9diov | 12 years ago | on: The Best Programmer in the World is the One Having the Most Fun

Is there any research to back this sort of popular statement? I am very skeptical of this kind of statement where the author makes up a romanticized story to illustrate his point. This is very similar to the popular "do what you love" blog post that get posted here once every few months.

The best programmer I know in person agonizes over his approaches until it satisfies his high level of standard. He is a professional, not an amateur who does his work for fun. Does he have fun when he works? Yes, sometimes, but not all the time.

9diov | 13 years ago | on: How I Failed, Failed, and Finally Succeeded at Learning How to Code

This reminds me of this answer on Quora for the question "How does one learn how to learn?" http://www.quora.com/Self-Teaching/How-does-one-learn-how-to...

Think of it as acquiring an addiction rather than "learning" something.
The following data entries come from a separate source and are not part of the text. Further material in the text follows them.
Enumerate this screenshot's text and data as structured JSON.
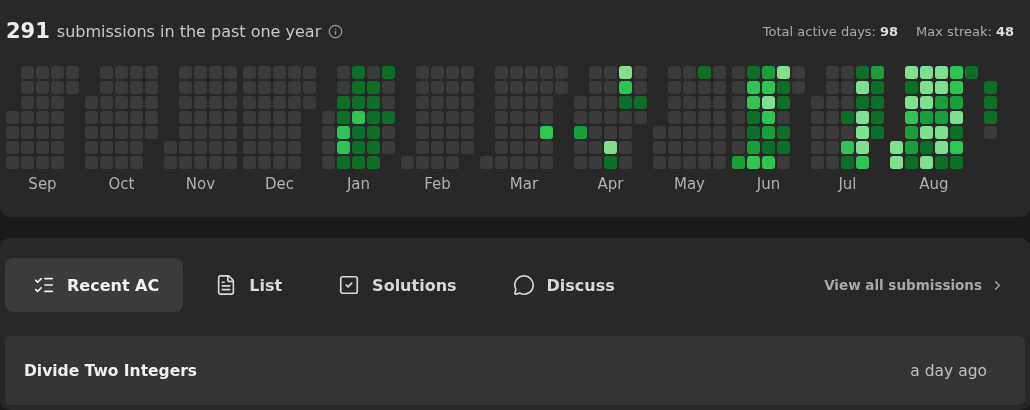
{
  "heatmap": {
    "count": "291",
    "caption": "submissions in the past one year",
    "stats": [
      {
        "label": "Total active days:",
        "value": "98"
      },
      {
        "label": "Max streak:",
        "value": "48"
      }
    ],
    "months": [
      {
        "label": "Sep",
        "weeks": [
          [
            {
              "kind": "gap"
            },
            {
              "kind": "gap"
            },
            {
              "kind": "gap"
            },
            {
              "color": "#3b3b3b"
            },
            {
              "color": "#3b3b3b"
            },
            {
              "color": "#3b3b3b"
            },
            {
              "color": "#3b3b3b"
            }
          ],
          [
            {
              "color": "#3b3b3b"
            },
            {
              "color": "#3b3b3b"
            },
            {
              "color": "#3b3b3b"
            },
            {
              "color": "#3b3b3b"
            },
            {
              "color": "#3b3b3b"
            },
            {
              "color": "#3b3b3b"
            },
            {
              "color": "#3b3b3b"
            }
          ],
          [
            {
              "color": "#3b3b3b"
            },
            {
              "color": "#3b3b3b"
            },
            {
              "color": "#3b3b3b"
            },
            {
              "color": "#3b3b3b"
            },
            {
              "color": "#3b3b3b"
            },
            {
              "color": "#3b3b3b"
            },
            {
              "color": "#3b3b3b"
            }
          ],
          [
            {
              "color": "#3b3b3b"
            },
            {
              "color": "#3b3b3b"
            },
            {
              "color": "#3b3b3b"
            },
            {
              "color": "#3b3b3b"
            },
            {
              "color": "#3b3b3b"
            },
            {
              "color": "#3b3b3b"
            },
            {
              "color": "#3b3b3b"
            }
          ],
          [
            {
              "color": "#3b3b3b"
            },
            {
              "color": "#3b3b3b"
            }
          ]
        ]
      },
      {
        "label": "Oct",
        "weeks": [
          [
            {
              "kind": "gap"
            },
            {
              "kind": "gap"
            },
            {
              "color": "#3b3b3b"
            },
            {
              "color": "#3b3b3b"
            },
            {
              "color": "#3b3b3b"
            },
            {
              "color": "#3b3b3b"
            },
            {
              "color": "#3b3b3b"
            }
          ],
          [
            {
              "color": "#3b3b3b"
            },
            {
              "color": "#3b3b3b"
            },
            {
              "color": "#3b3b3b"
            },
            {
              "color": "#3b3b3b"
            },
            {
              "color": "#3b3b3b"
            },
            {
              "color": "#3b3b3b"
            },
            {
              "color": "#3b3b3b"
            }
          ],
          [
            {
              "color": "#3b3b3b"
            },
            {
              "color": "#3b3b3b"
            },
            {
              "color": "#3b3b3b"
            },
            {
              "color": "#3b3b3b"
            },
            {
              "color": "#3b3b3b"
            },
            {
              "color": "#3b3b3b"
            },
            {
              "color": "#3b3b3b"
            }
          ],
          [
            {
              "color": "#3b3b3b"
            },
            {
              "color": "#3b3b3b"
            },
            {
              "color": "#3b3b3b"
            },
            {
              "color": "#3b3b3b"
            },
            {
              "color": "#3b3b3b"
            },
            {
              "color": "#3b3b3b"
            },
            {
              "color": "#3b3b3b"
            }
          ],
          [
            {
              "color": "#3b3b3b"
            },
            {
              "color": "#3b3b3b"
            },
            {
              "color": "#3b3b3b"
            },
            {
              "color": "#3b3b3b"
            },
            {
              "color": "#3b3b3b"
            }
          ]
        ]
      },
      {
        "label": "Nov",
        "weeks": [
          [
            {
              "kind": "gap"
            },
            {
              "kind": "gap"
            },
            {
              "kind": "gap"
            },
            {
              "kind": "gap"
            },
            {
              "kind": "gap"
            },
            {
              "color": "#3b3b3b"
            },
            {
              "color": "#3b3b3b"
            }
          ],
          [
            {
              "color": "#3b3b3b"
            },
            {
              "color": "#3b3b3b"
            },
            {
              "color": "#3b3b3b"
            },
            {
              "color": "#3b3b3b"
            },
            {
              "color": "#3b3b3b"
            },
            {
              "color": "#3b3b3b"
            },
            {
              "color": "#3b3b3b"
            }
          ],
          [
            {
              "color": "#3b3b3b"
            },
            {
              "color": "#3b3b3b"
            },
            {
              "color": "#3b3b3b"
            },
            {
              "color": "#3b3b3b"
            },
            {
              "color": "#3b3b3b"
            },
            {
              "color": "#3b3b3b"
            },
            {
              "color": "#3b3b3b"
            }
          ],
          [
            {
              "color": "#3b3b3b"
            },
            {
              "color": "#3b3b3b"
            },
            {
              "color": "#3b3b3b"
            },
            {
              "color": "#3b3b3b"
            },
            {
              "color": "#3b3b3b"
            },
            {
              "color": "#3b3b3b"
            },
            {
              "color": "#3b3b3b"
            }
          ],
          [
            {
              "color": "#3b3b3b"
            },
            {
              "color": "#3b3b3b"
            },
            {
              "color": "#3b3b3b"
            },
            {
              "color": "#3b3b3b"
            },
            {
              "color": "#3b3b3b"
            },
            {
              "color": "#3b3b3b"
            },
            {
              "color": "#3b3b3b"
            }
          ]
        ]
      },
      {
        "label": "Dec",
        "weeks": [
          [
            {
              "color": "#3b3b3b"
            },
            {
              "color": "#3b3b3b"
            },
            {
              "color": "#3b3b3b"
            },
            {
              "color": "#3b3b3b"
            },
            {
              "color": "#3b3b3b"
            },
            {
              "color": "#3b3b3b"
            },
            {
              "color": "#3b3b3b"
            }
          ],
          [
            {
              "color": "#3b3b3b"
            },
            {
              "color": "#3b3b3b"
            },
            {
              "color": "#3b3b3b"
            },
            {
              "color": "#3b3b3b"
            },
            {
              "color": "#3b3b3b"
            },
            {
              "color": "#3b3b3b"
            },
            {
              "color": "#3b3b3b"
            }
          ],
          [
            {
              "color": "#3b3b3b"
            },
            {
              "color": "#3b3b3b"
            },
            {
              "color": "#3b3b3b"
            },
            {
              "color": "#3b3b3b"
            },
            {
              "color": "#3b3b3b"
            },
            {
              "color": "#3b3b3b"
            },
            {
              "color": "#3b3b3b"
            }
          ],
          [
            {
              "color": "#3b3b3b"
            },
            {
              "color": "#3b3b3b"
            },
            {
              "color": "#3b3b3b"
            },
            {
              "color": "#3b3b3b"
            },
            {
              "color": "#3b3b3b"
            },
            {
              "color": "#3b3b3b"
            },
            {
              "color": "#3b3b3b"
            }
          ],
          [
            {
              "color": "#3b3b3b"
            },
            {
              "color": "#3b3b3b"
            },
            {
              "color": "#3b3b3b"
            }
          ]
        ]
      },
      {
        "label": "Jan",
        "weeks": [
          [
            {
              "kind": "gap"
            },
            {
              "kind": "gap"
            },
            {
              "kind": "gap"
            },
            {
              "color": "#3b3b3b"
            },
            {
              "color": "#3b3b3b"
            },
            {
              "color": "#3b3b3b"
            },
            {
              "color": "#3b3b3b"
            }
          ],
          [
            {
              "color": "#3b3b3b"
            },
            {
              "color": "#3b3b3b"
            },
            {
              "color": "#0d6e27"
            },
            {
              "color": "#0d6e27"
            },
            {
              "color": "#2fc453"
            },
            {
              "color": "#2fc453"
            },
            {
              "color": "#0d6e27"
            }
          ],
          [
            {
              "color": "#0d6e27"
            },
            {
              "color": "#0d6e27"
            },
            {
              "color": "#0d6e27"
            },
            {
              "color": "#2fc453"
            },
            {
              "color": "#0d6e27"
            },
            {
              "color": "#0d6e27"
            },
            {
              "color": "#0d6e27"
            }
          ],
          [
            {
              "color": "#3b3b3b"
            },
            {
              "color": "#0d6e27"
            },
            {
              "color": "#0d6e27"
            },
            {
              "color": "#0d6e27"
            },
            {
              "color": "#0d6e27"
            },
            {
              "color": "#0d6e27"
            },
            {
              "color": "#0d6e27"
            }
          ],
          [
            {
              "color": "#0d6e27"
            },
            {
              "color": "#3b3b3b"
            },
            {
              "color": "#3b3b3b"
            },
            {
              "color": "#0d6e27"
            },
            {
              "color": "#3b3b3b"
            },
            {
              "color": "#3b3b3b"
            }
          ]
        ]
      },
      {
        "label": "Feb",
        "weeks": [
          [
            {
              "kind": "gap"
            },
            {
              "kind": "gap"
            },
            {
              "kind": "gap"
            },
            {
              "kind": "gap"
            },
            {
              "kind": "gap"
            },
            {
              "kind": "gap"
            },
            {
              "color": "#3b3b3b"
            }
          ],
          [
            {
              "color": "#3b3b3b"
            },
            {
              "color": "#3b3b3b"
            },
            {
              "color": "#3b3b3b"
            },
            {
              "color": "#3b3b3b"
            },
            {
              "color": "#3b3b3b"
            },
            {
              "color": "#3b3b3b"
            },
            {
              "color": "#3b3b3b"
            }
          ],
          [
            {
              "color": "#3b3b3b"
            },
            {
              "color": "#3b3b3b"
            },
            {
              "color": "#3b3b3b"
            },
            {
              "color": "#3b3b3b"
            },
            {
              "color": "#3b3b3b"
            },
            {
              "color": "#3b3b3b"
            },
            {
              "color": "#3b3b3b"
            }
          ],
          [
            {
              "color": "#3b3b3b"
            },
            {
              "color": "#3b3b3b"
            },
            {
              "color": "#3b3b3b"
            },
            {
              "color": "#3b3b3b"
            },
            {
              "color": "#3b3b3b"
            },
            {
              "color": "#3b3b3b"
            },
            {
              "color": "#3b3b3b"
            }
          ],
          [
            {
              "color": "#3b3b3b"
            },
            {
              "color": "#3b3b3b"
            },
            {
              "color": "#3b3b3b"
            },
            {
              "color": "#3b3b3b"
            },
            {
              "color": "#3b3b3b"
            },
            {
              "color": "#3b3b3b"
            }
          ]
        ]
      },
      {
        "label": "Mar",
        "weeks": [
          [
            {
              "kind": "gap"
            },
            {
              "kind": "gap"
            },
            {
              "kind": "gap"
            },
            {
              "kind": "gap"
            },
            {
              "kind": "gap"
            },
            {
              "kind": "gap"
            },
            {
              "color": "#3b3b3b"
            }
          ],
          [
            {
              "color": "#3b3b3b"
            },
            {
              "color": "#3b3b3b"
            },
            {
              "color": "#3b3b3b"
            },
            {
              "color": "#3b3b3b"
            },
            {
              "color": "#3b3b3b"
            },
            {
              "color": "#3b3b3b"
            },
            {
              "color": "#3b3b3b"
            }
          ],
          [
            {
              "color": "#3b3b3b"
            },
            {
              "color": "#3b3b3b"
            },
            {
              "color": "#3b3b3b"
            },
            {
              "color": "#3b3b3b"
            },
            {
              "color": "#3b3b3b"
            },
            {
              "color": "#3b3b3b"
            },
            {
              "color": "#3b3b3b"
            }
          ],
          [
            {
              "color": "#3b3b3b"
            },
            {
              "color": "#3b3b3b"
            },
            {
              "color": "#3b3b3b"
            },
            {
              "color": "#3b3b3b"
            },
            {
              "color": "#3b3b3b"
            },
            {
              "color": "#3b3b3b"
            },
            {
              "color": "#3b3b3b"
            }
          ],
          [
            {
              "color": "#3b3b3b"
            },
            {
              "color": "#3b3b3b"
            },
            {
              "color": "#3b3b3b"
            },
            {
              "color": "#3b3b3b"
            },
            {
              "color": "#2fc453"
            },
            {
              "color": "#3b3b3b"
            },
            {
              "color": "#3b3b3b"
            }
          ],
          [
            {
              "color": "#3b3b3b"
            },
            {
              "color": "#3b3b3b"
            }
          ]
        ]
      },
      {
        "label": "Apr",
        "weeks": [
          [
            {
              "kind": "gap"
            },
            {
              "kind": "gap"
            },
            {
              "color": "#3b3b3b"
            },
            {
              "color": "#3b3b3b"
            },
            {
              "color": "#17a03a"
            },
            {
              "color": "#3b3b3b"
            },
            {
              "color": "#3b3b3b"
            }
          ],
          [
            {
              "color": "#3b3b3b"
            },
            {
              "color": "#3b3b3b"
            },
            {
              "color": "#3b3b3b"
            },
            {
              "color": "#3b3b3b"
            },
            {
              "color": "#3b3b3b"
            },
            {
              "color": "#3b3b3b"
            },
            {
              "color": "#3b3b3b"
            }
          ],
          [
            {
              "color": "#3b3b3b"
            },
            {
              "color": "#3b3b3b"
            },
            {
              "color": "#3b3b3b"
            },
            {
              "color": "#3b3b3b"
            },
            {
              "color": "#3b3b3b"
            },
            {
              "color": "#7fe08f"
            },
            {
              "color": "#0d6e27"
            }
          ],
          [
            {
              "color": "#7fe08f"
            },
            {
              "color": "#2fc453"
            },
            {
              "color": "#0d6e27"
            },
            {
              "color": "#3b3b3b"
            },
            {
              "color": "#3b3b3b"
            },
            {
              "color": "#3b3b3b"
            },
            {
              "color": "#3b3b3b"
            }
          ],
          [
            {
              "color": "#3b3b3b"
            },
            {
              "color": "#3b3b3b"
            },
            {
              "color": "#0d6e27"
            },
            {
              "color": "#3b3b3b"
            }
          ]
        ]
      },
      {
        "label": "May",
        "weeks": [
          [
            {
              "kind": "gap"
            },
            {
              "kind": "gap"
            },
            {
              "kind": "gap"
            },
            {
              "kind": "gap"
            },
            {
              "color": "#3b3b3b"
            },
            {
              "color": "#3b3b3b"
            },
            {
              "color": "#3b3b3b"
            }
          ],
          [
            {
              "color": "#3b3b3b"
            },
            {
              "color": "#3b3b3b"
            },
            {
              "color": "#3b3b3b"
            },
            {
              "color": "#3b3b3b"
            },
            {
              "color": "#3b3b3b"
            },
            {
              "color": "#3b3b3b"
            },
            {
              "color": "#3b3b3b"
            }
          ],
          [
            {
              "color": "#3b3b3b"
            },
            {
              "color": "#3b3b3b"
            },
            {
              "color": "#3b3b3b"
            },
            {
              "color": "#3b3b3b"
            },
            {
              "color": "#3b3b3b"
            },
            {
              "color": "#3b3b3b"
            },
            {
              "color": "#3b3b3b"
            }
          ],
          [
            {
              "color": "#0d6e27"
            },
            {
              "color": "#3b3b3b"
            },
            {
              "color": "#3b3b3b"
            },
            {
              "color": "#3b3b3b"
            },
            {
              "color": "#3b3b3b"
            },
            {
              "color": "#3b3b3b"
            },
            {
              "color": "#3b3b3b"
            }
          ],
          [
            {
              "color": "#3b3b3b"
            },
            {
              "color": "#3b3b3b"
            },
            {
              "color": "#3b3b3b"
            },
            {
              "color": "#3b3b3b"
            },
            {
              "color": "#3b3b3b"
            },
            {
              "color": "#3b3b3b"
            },
            {
              "color": "#3b3b3b"
            }
          ]
        ]
      },
      {
        "label": "Jun",
        "weeks": [
          [
            {
              "color": "#3b3b3b"
            },
            {
              "color": "#3b3b3b"
            },
            {
              "color": "#3b3b3b"
            },
            {
              "color": "#3b3b3b"
            },
            {
              "color": "#3b3b3b"
            },
            {
              "color": "#3b3b3b"
            },
            {
              "color": "#17a03a"
            }
          ],
          [
            {
              "color": "#0d6e27"
            },
            {
              "color": "#2fc453"
            },
            {
              "color": "#2fc453"
            },
            {
              "color": "#0d6e27"
            },
            {
              "color": "#0d6e27"
            },
            {
              "color": "#17a03a"
            },
            {
              "color": "#2fc453"
            }
          ],
          [
            {
              "color": "#17a03a"
            },
            {
              "color": "#2fc453"
            },
            {
              "color": "#7fe08f"
            },
            {
              "color": "#2fc453"
            },
            {
              "color": "#17a03a"
            },
            {
              "color": "#0d6e27"
            },
            {
              "color": "#2fc453"
            }
          ],
          [
            {
              "color": "#7fe08f"
            },
            {
              "color": "#0d6e27"
            },
            {
              "color": "#0d6e27"
            },
            {
              "color": "#3b3b3b"
            },
            {
              "color": "#0d6e27"
            },
            {
              "color": "#0d6e27"
            },
            {
              "color": "#3b3b3b"
            }
          ],
          [
            {
              "color": "#3b3b3b"
            },
            {
              "color": "#3b3b3b"
            }
          ]
        ]
      },
      {
        "label": "Jul",
        "weeks": [
          [
            {
              "kind": "gap"
            },
            {
              "kind": "gap"
            },
            {
              "color": "#3b3b3b"
            },
            {
              "color": "#3b3b3b"
            },
            {
              "color": "#3b3b3b"
            },
            {
              "color": "#3b3b3b"
            },
            {
              "color": "#3b3b3b"
            }
          ],
          [
            {
              "color": "#3b3b3b"
            },
            {
              "color": "#3b3b3b"
            },
            {
              "color": "#3b3b3b"
            },
            {
              "color": "#3b3b3b"
            },
            {
              "color": "#3b3b3b"
            },
            {
              "color": "#3b3b3b"
            },
            {
              "color": "#3b3b3b"
            }
          ],
          [
            {
              "color": "#3b3b3b"
            },
            {
              "color": "#3b3b3b"
            },
            {
              "color": "#3b3b3b"
            },
            {
              "color": "#0d6e27"
            },
            {
              "color": "#3b3b3b"
            },
            {
              "color": "#2fc453"
            },
            {
              "color": "#0d6e27"
            }
          ],
          [
            {
              "color": "#0d6e27"
            },
            {
              "color": "#7fe08f"
            },
            {
              "color": "#0d6e27"
            },
            {
              "color": "#7fe08f"
            },
            {
              "color": "#7fe08f"
            },
            {
              "color": "#7fe08f"
            },
            {
              "color": "#2fc453"
            }
          ],
          [
            {
              "color": "#17a03a"
            },
            {
              "color": "#0d6e27"
            },
            {
              "color": "#0d6e27"
            },
            {
              "color": "#0d6e27"
            },
            {
              "color": "#0d6e27"
            }
          ]
        ]
      },
      {
        "label": "Aug",
        "weeks": [
          [
            {
              "kind": "gap"
            },
            {
              "kind": "gap"
            },
            {
              "kind": "gap"
            },
            {
              "kind": "gap"
            },
            {
              "kind": "gap"
            },
            {
              "color": "#7fe08f"
            },
            {
              "color": "#7fe08f"
            }
          ],
          [
            {
              "color": "#7fe08f"
            },
            {
              "color": "#0d6e27"
            },
            {
              "color": "#7fe08f"
            },
            {
              "color": "#2fc453"
            },
            {
              "color": "#17a03a"
            },
            {
              "color": "#17a03a"
            },
            {
              "color": "#0d6e27"
            }
          ],
          [
            {
              "color": "#7fe08f"
            },
            {
              "color": "#7fe08f"
            },
            {
              "color": "#7fe08f"
            },
            {
              "color": "#17a03a"
            },
            {
              "color": "#7fe08f"
            },
            {
              "color": "#0d6e27"
            },
            {
              "color": "#7fe08f"
            }
          ],
          [
            {
              "color": "#7fe08f"
            },
            {
              "color": "#7fe08f"
            },
            {
              "color": "#17a03a"
            },
            {
              "color": "#17a03a"
            },
            {
              "color": "#7fe08f"
            },
            {
              "color": "#7fe08f"
            },
            {
              "color": "#0d6e27"
            }
          ],
          [
            {
              "color": "#2fc453"
            },
            {
              "color": "#2fc453"
            },
            {
              "color": "#17a03a"
            },
            {
              "color": "#7fe08f"
            },
            {
              "color": "#0d6e27"
            },
            {
              "color": "#2fc453"
            },
            {
              "color": "#0d6e27"
            }
          ],
          [
            {
              "color": "#0d6e27"
            }
          ]
        ]
      },
      {
        "weeks": [
          [
            {
              "kind": "gap"
            },
            {
              "color": "#0d6e27"
            },
            {
              "color": "#0d6e27"
            },
            {
              "color": "#0d6e27"
            },
            {
              "color": "#3b3b3b"
            }
          ]
        ]
      }
    ]
  },
  "tabs": [
    {
      "label": "Recent AC",
      "kind": "checklist",
      "selected": true
    },
    {
      "label": "List",
      "kind": "document",
      "selected": false
    },
    {
      "label": "Solutions",
      "kind": "checkbox",
      "selected": false
    },
    {
      "label": "Discuss",
      "kind": "chat",
      "selected": false
    }
  ],
  "view_all": "View all submissions",
  "submissions": [
    {
      "title": "Divide Two Integers",
      "time": "a day ago"
    }
  ]
}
Look for the most addictive component activity the subject involves, that can be repeated with minor variations and increasing complexity as rapidly as you can go.

In math for example, this is graded homework problems of increasing levels of difficulty. For programming, it might be little coding problems. For people management, it is running effective meetings.
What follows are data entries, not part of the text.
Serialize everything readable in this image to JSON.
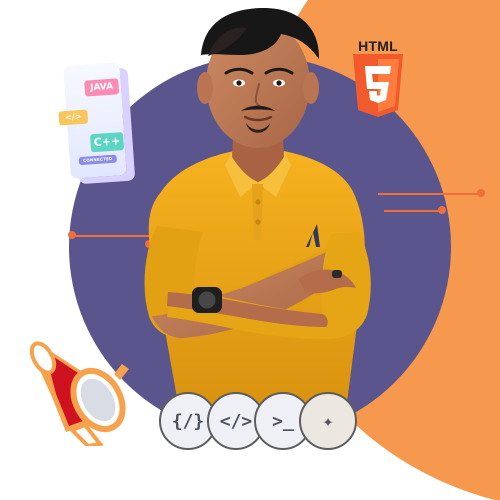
{
  "scene": {
    "colors": {
      "background": "#ffffff",
      "orange": "#f6984d",
      "purple": "#5a558d",
      "accent": "#ef6f3b"
    }
  },
  "phone_card": {
    "chips": {
      "java": "JAVA",
      "code": "</>",
      "cpp": "C++",
      "connected": "CONNECTED"
    }
  },
  "html_badge": {
    "label": "HTML",
    "number": "5"
  },
  "code_badges": [
    {
      "symbol": "{/}"
    },
    {
      "symbol": "</>"
    },
    {
      "symbol": ">_"
    },
    {
      "symbol": "✦"
    }
  ]
}
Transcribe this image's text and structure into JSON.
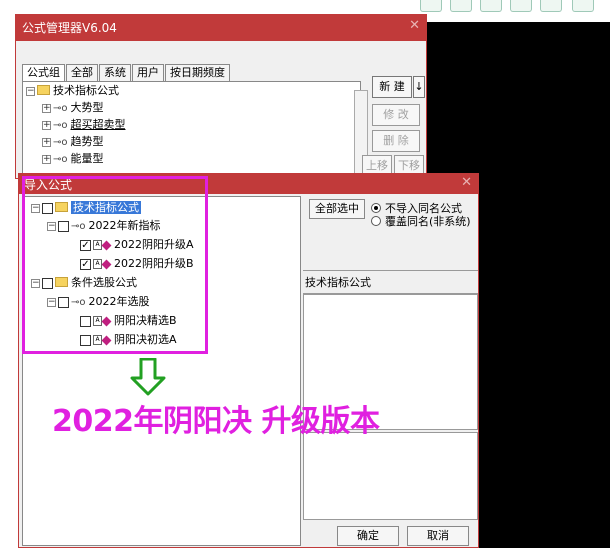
{
  "manager": {
    "title": "公式管理器V6.04",
    "tabs": [
      "公式组",
      "全部",
      "系统",
      "用户",
      "按日期频度"
    ],
    "tree": [
      {
        "label": "技术指标公式",
        "level": 0,
        "type": "folder"
      },
      {
        "label": "大势型",
        "level": 1,
        "type": "key"
      },
      {
        "label": "超买超卖型",
        "level": 1,
        "type": "key"
      },
      {
        "label": "趋势型",
        "level": 1,
        "type": "key"
      },
      {
        "label": "能量型",
        "level": 1,
        "type": "key"
      }
    ],
    "buttons": {
      "new": "新 建",
      "modify": "修 改",
      "delete": "删 除",
      "up": "上移",
      "down": "下移"
    }
  },
  "import_dialog": {
    "title": "导入公式",
    "tree": [
      {
        "label": "技术指标公式",
        "level": 0,
        "type": "folder",
        "checked": false,
        "selected": true
      },
      {
        "label": "2022年新指标",
        "level": 1,
        "type": "key",
        "checked": false
      },
      {
        "label": "2022阴阳升级A",
        "level": 2,
        "type": "formula",
        "checked": true
      },
      {
        "label": "2022阴阳升级B",
        "level": 2,
        "type": "formula",
        "checked": true
      },
      {
        "label": "条件选股公式",
        "level": 0,
        "type": "folder",
        "checked": false
      },
      {
        "label": "2022年选股",
        "level": 1,
        "type": "key",
        "checked": false
      },
      {
        "label": "阴阳决精选B",
        "level": 2,
        "type": "formula",
        "checked": false
      },
      {
        "label": "阴阳决初选A",
        "level": 2,
        "type": "formula",
        "checked": false
      }
    ],
    "select_all": "全部选中",
    "radio_options": [
      {
        "label": "不导入同名公式",
        "selected": true
      },
      {
        "label": "覆盖同名(非系统)",
        "selected": false
      }
    ],
    "category_label": "技术指标公式",
    "ok": "确定",
    "cancel": "取消"
  },
  "overlay": {
    "banner": "2022年阴阳决 升级版本",
    "highlight_color": "#e020e0",
    "arrow_color": "#22a022"
  },
  "colors": {
    "title_bar": "#c13a3a",
    "selection": "#3878d8"
  }
}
No individual instance should take more than an hour on average, for a meaningful "hit."

Now do this activity repeatedly. "Learning" is merely a supporting activity required to keep the hits coming. You'll find that you are endlessly resourceful while pursuing the next hit, just like crack addicts can be quite clever in finding money to buy the next hit.

Some people are serial addicts and can learn one thing after another, learning many things very quickly. Others get addicted to just one thing. Others struggle with even one thing. For the last category, the problem is often patience until the first hit. Once you have your first hit, the addiction begins.

9diov | 13 years ago | on: Forget self improvement

I remember my Aikido club in Uni. At the beginning of every year, we held welcome tea with flashy demonstration to attract freshmen. The demo always looked so good that we often got ~40, 50 new members easily. By the end of the third months, can you guess how many new members stay? On average, 3, fking 3 out forty something new members. Why is that so? Because the first 3 months are boring. You stretch and learn to roll. That's it. And it sucks, you look like a fish out of water, awkwardly trying not to hurt yourself. But the three who endured all that and stayed, they became permanent members and almost all went on to become black belts few years later.

What I want to say is that loving something is hard work and usually the initial period is the hardest. If you don't grind your teeth to overcome this, you will never find what you love.